Conobbi Adriana Fontanot nel settembre 1961, al mio arrivo alla stazione carabinieri di Premosello Chiovenda, la mia prima destinazione  da vicebrigadiere, nominato  dopo il biennio Moncalieri-Firenze nel mese di agosto dello stesso anno, e poi assegnato alla Legione di Torino (mitica, nello spirito di corpo di allora, era denominata La Legione; solo  le restanti avevano bisogno della denominazione). Vi giunsi dopo un estenuante viaggio sulle linee ferroviarie interne  da Torino, in perfetta uniforme  kaki, soggolo, buffetterie alleate, moschetto mod. 91/38, cavigliere smaltate di bianco, borsa valigia in tela con apposito contenitore profilato per la “lucerna”, cassetta d’ordinanza da scaricare dal vagone merci. La casa al seguito, come le tartarughe.  Oggi si direbbe, assolutamente ed immediatamente operativi.

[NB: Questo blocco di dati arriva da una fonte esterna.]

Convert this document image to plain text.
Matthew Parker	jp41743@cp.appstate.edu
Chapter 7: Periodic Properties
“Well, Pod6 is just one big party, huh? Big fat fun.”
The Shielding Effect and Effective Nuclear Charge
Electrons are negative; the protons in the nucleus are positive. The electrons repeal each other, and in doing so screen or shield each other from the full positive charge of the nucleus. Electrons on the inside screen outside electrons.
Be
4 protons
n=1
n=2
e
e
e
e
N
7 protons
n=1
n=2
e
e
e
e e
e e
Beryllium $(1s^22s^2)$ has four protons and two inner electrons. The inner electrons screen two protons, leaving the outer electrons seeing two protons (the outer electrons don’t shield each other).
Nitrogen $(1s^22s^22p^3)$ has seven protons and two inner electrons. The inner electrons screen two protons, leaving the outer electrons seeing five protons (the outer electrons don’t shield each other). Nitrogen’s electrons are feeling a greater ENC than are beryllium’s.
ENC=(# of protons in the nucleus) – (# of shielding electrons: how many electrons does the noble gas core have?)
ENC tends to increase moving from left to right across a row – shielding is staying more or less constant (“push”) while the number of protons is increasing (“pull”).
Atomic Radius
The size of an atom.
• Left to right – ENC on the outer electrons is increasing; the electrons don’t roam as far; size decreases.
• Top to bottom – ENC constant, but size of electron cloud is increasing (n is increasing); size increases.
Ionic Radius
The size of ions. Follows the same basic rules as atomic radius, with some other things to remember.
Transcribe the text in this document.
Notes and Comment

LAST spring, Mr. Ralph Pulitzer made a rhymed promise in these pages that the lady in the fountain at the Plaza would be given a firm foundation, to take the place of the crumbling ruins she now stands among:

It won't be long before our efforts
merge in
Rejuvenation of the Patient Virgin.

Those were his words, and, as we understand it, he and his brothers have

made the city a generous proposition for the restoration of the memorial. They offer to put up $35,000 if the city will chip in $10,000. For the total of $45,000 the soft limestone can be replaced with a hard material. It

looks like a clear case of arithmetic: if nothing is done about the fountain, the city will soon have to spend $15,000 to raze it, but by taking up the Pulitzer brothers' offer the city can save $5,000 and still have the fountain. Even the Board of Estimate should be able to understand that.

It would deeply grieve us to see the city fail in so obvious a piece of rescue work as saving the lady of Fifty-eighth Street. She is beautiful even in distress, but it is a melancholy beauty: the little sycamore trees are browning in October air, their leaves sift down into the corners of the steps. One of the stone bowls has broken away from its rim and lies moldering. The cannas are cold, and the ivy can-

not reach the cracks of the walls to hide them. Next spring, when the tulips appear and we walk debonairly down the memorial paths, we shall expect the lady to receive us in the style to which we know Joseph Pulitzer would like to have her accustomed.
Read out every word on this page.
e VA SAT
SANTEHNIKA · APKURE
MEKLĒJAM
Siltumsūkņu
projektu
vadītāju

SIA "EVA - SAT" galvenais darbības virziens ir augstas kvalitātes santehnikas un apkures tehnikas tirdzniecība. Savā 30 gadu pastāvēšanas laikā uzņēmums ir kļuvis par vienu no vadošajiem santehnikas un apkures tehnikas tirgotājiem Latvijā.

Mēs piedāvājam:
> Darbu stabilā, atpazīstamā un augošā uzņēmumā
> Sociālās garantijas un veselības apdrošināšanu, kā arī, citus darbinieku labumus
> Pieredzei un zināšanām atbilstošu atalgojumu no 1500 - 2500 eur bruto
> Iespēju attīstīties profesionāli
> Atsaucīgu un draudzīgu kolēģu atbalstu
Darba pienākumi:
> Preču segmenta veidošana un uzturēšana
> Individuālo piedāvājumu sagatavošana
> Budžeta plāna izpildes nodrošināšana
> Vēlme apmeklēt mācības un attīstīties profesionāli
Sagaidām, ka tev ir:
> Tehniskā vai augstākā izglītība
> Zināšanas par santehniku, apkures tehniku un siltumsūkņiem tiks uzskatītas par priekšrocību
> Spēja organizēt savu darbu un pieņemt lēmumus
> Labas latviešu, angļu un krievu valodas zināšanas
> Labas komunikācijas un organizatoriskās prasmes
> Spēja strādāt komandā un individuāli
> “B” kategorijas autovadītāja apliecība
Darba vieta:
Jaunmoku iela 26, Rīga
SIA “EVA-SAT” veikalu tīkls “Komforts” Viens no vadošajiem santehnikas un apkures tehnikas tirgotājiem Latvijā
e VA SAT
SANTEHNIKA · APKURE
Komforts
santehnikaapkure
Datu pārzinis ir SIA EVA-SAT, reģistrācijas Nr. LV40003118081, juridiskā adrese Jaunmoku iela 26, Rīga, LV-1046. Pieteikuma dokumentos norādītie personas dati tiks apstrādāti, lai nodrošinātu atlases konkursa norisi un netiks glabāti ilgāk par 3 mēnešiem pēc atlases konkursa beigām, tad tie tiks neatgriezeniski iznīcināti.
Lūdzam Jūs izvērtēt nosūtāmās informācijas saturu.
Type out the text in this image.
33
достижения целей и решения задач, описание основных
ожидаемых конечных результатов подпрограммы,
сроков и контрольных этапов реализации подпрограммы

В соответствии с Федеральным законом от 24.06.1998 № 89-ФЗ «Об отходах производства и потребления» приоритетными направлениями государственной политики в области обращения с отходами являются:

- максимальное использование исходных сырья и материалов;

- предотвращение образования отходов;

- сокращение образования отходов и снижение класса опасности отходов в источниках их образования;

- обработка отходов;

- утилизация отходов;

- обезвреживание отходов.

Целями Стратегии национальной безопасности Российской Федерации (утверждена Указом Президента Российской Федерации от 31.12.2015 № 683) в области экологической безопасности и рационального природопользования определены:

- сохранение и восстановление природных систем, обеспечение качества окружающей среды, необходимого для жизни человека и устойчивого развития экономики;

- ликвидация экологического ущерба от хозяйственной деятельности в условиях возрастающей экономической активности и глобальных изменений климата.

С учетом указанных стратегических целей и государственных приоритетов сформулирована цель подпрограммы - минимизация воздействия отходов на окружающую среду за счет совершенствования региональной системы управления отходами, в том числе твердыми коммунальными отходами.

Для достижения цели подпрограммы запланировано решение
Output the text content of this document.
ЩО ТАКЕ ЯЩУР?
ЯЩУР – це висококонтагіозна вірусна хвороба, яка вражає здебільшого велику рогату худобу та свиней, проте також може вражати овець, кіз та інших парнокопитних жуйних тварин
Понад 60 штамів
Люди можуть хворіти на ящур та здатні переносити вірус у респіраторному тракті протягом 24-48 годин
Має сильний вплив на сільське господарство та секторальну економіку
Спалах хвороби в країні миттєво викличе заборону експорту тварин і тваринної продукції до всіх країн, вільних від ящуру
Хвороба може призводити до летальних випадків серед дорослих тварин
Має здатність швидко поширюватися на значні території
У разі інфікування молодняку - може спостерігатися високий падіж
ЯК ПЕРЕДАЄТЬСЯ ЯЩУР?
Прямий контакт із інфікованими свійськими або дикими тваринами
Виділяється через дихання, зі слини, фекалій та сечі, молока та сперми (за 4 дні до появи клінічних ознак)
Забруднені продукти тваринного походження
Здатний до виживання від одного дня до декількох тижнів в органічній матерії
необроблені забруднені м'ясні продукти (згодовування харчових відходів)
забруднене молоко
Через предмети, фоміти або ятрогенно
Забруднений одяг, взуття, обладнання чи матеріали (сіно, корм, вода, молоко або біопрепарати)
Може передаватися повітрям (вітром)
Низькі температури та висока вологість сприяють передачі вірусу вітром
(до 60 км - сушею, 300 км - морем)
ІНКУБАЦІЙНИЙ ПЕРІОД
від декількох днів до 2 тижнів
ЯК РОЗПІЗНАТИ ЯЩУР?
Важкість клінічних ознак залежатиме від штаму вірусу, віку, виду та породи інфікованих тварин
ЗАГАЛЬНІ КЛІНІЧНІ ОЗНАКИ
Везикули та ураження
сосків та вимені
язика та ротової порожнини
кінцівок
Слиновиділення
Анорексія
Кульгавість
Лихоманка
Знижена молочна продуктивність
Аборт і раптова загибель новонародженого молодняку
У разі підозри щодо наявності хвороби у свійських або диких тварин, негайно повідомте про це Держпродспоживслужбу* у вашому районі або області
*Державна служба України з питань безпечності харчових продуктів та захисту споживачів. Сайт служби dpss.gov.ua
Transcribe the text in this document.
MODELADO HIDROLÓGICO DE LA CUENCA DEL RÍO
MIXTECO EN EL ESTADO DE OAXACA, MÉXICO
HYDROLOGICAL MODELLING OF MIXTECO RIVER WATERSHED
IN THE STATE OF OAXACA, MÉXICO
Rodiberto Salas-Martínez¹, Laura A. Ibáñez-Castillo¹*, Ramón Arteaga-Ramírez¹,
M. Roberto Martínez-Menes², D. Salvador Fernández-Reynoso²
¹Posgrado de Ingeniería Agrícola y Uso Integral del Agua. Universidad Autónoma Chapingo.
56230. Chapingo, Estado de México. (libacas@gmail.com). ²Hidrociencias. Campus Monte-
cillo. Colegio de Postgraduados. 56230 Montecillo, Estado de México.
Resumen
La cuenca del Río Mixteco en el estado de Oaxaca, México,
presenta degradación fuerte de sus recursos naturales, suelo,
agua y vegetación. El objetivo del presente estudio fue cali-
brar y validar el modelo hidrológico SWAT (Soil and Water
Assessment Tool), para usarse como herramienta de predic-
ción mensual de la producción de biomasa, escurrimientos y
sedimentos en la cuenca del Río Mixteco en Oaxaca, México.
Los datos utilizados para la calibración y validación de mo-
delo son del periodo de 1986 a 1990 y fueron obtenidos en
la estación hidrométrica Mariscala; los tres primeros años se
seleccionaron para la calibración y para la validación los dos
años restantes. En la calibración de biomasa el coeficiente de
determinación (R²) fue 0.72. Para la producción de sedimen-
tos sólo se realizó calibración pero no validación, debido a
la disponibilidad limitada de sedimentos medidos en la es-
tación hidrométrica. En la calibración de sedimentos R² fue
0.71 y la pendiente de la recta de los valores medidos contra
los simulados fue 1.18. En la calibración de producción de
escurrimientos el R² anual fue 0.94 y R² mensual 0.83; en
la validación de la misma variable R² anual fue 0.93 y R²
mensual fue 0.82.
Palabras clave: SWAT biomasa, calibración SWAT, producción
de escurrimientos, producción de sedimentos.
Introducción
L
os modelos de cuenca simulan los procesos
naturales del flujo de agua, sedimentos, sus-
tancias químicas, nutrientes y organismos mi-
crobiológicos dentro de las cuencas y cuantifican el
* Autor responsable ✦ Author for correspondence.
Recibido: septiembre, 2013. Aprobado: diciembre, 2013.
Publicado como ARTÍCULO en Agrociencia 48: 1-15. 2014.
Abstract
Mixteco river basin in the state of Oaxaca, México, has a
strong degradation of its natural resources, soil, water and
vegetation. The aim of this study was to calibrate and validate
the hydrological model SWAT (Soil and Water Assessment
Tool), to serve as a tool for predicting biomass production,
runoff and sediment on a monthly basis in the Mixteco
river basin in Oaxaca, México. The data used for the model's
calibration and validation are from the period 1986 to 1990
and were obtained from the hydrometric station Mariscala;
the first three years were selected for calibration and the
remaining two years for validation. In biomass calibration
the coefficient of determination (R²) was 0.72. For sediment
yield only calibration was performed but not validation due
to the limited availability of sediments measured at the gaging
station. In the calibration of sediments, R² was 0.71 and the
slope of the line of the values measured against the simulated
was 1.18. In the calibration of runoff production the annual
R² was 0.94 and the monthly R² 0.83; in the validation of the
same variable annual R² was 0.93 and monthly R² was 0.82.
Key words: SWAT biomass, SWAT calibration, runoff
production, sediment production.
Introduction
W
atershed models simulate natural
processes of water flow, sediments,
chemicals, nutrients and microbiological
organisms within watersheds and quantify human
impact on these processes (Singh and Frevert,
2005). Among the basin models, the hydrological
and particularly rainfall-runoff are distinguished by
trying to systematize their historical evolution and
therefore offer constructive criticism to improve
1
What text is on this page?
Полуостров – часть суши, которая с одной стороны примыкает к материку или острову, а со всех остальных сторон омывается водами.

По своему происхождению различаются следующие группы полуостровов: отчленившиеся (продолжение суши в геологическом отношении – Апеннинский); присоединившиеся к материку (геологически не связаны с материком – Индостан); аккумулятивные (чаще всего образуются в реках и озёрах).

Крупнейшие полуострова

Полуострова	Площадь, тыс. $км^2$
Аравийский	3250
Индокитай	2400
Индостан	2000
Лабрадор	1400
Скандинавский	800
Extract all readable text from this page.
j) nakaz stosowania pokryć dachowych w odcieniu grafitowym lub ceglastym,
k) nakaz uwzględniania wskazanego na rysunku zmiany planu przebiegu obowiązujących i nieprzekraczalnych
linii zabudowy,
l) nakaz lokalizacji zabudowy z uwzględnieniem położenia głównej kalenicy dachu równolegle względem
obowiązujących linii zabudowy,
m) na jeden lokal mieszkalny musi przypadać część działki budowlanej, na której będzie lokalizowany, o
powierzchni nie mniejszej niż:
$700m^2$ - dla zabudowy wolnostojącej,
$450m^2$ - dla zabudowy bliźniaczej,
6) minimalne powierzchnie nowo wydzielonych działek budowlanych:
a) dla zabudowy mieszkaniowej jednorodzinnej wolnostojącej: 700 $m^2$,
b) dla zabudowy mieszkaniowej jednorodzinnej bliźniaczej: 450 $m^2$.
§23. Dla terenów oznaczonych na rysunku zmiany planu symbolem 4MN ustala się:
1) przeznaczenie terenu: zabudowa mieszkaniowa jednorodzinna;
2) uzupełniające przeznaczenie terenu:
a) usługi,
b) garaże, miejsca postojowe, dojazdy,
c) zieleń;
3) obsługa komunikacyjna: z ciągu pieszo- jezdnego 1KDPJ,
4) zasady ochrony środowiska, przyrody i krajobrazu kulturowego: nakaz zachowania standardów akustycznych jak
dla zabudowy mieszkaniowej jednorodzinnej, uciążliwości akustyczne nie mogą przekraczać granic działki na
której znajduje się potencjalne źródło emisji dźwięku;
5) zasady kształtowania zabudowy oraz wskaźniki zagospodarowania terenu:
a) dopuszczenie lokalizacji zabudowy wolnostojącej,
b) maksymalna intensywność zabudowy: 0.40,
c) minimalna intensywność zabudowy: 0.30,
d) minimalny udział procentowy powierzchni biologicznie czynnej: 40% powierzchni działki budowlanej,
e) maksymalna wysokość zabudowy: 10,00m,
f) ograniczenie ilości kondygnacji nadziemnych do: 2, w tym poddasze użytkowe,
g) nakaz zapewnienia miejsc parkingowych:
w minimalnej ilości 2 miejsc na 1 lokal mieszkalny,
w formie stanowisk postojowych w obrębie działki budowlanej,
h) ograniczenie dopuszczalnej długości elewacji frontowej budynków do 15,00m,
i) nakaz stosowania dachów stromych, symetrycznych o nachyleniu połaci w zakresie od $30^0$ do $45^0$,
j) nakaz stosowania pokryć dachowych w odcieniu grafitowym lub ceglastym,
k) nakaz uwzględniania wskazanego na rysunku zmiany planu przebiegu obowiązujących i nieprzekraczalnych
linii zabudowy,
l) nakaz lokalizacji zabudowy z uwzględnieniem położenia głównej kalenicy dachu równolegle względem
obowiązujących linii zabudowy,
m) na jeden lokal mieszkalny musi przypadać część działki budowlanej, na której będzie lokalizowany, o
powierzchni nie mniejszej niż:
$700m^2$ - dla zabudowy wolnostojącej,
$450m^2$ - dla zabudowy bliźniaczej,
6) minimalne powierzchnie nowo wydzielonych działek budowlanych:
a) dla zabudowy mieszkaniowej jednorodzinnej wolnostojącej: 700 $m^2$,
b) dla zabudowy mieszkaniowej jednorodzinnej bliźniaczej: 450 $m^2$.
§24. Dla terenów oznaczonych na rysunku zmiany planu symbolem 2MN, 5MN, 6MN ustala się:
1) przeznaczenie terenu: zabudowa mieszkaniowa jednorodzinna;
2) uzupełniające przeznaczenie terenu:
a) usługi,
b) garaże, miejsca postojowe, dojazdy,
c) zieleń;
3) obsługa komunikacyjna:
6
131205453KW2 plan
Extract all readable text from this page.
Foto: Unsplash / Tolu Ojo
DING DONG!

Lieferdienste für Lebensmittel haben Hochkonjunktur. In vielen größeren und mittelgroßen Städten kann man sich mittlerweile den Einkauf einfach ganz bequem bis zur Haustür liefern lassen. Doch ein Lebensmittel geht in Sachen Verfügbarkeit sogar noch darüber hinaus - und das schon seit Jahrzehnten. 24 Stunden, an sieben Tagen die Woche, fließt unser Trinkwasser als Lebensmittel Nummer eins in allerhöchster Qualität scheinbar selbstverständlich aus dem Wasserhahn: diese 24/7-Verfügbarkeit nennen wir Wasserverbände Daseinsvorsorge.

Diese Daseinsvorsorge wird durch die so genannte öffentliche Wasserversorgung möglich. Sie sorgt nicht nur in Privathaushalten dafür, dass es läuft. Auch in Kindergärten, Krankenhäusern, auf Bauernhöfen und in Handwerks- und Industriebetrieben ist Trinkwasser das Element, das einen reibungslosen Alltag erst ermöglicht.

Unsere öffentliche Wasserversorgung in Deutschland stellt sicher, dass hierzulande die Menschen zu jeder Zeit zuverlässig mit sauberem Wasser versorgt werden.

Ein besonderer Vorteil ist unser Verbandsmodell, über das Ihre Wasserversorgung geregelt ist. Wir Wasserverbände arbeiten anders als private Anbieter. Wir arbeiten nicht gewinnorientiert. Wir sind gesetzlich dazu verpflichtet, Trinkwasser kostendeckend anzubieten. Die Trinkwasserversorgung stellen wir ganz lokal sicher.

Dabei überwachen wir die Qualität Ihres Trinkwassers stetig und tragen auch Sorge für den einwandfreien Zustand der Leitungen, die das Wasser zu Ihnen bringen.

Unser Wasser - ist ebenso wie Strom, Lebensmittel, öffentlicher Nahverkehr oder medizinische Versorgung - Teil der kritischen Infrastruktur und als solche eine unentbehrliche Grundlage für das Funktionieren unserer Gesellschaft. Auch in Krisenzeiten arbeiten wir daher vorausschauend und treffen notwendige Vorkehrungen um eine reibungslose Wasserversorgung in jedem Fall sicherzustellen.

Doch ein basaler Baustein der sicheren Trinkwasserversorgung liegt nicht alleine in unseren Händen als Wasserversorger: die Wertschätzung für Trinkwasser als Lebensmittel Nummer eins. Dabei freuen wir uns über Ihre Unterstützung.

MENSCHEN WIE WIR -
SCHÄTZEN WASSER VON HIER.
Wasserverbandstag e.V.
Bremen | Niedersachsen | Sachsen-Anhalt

Era la moglie del maresciallo Mario Pastorelli, comandante della stazione, torinese puro sangue, che con l’andar del tempo ho definito il mio primo e inimitabile maestro, paragonandone la figura  a quella del “maresciallo” protagonista dei romanzi  di Mario Soldati. La immediata conoscenza della famiglia del maresciallo era d’obbligo, in quanto l’edificio di origine rurale adibito a caserma, aveva un comune ingresso ed un promiscuo percorso, per salire all’alloggio di servizio, all’ultimo piano.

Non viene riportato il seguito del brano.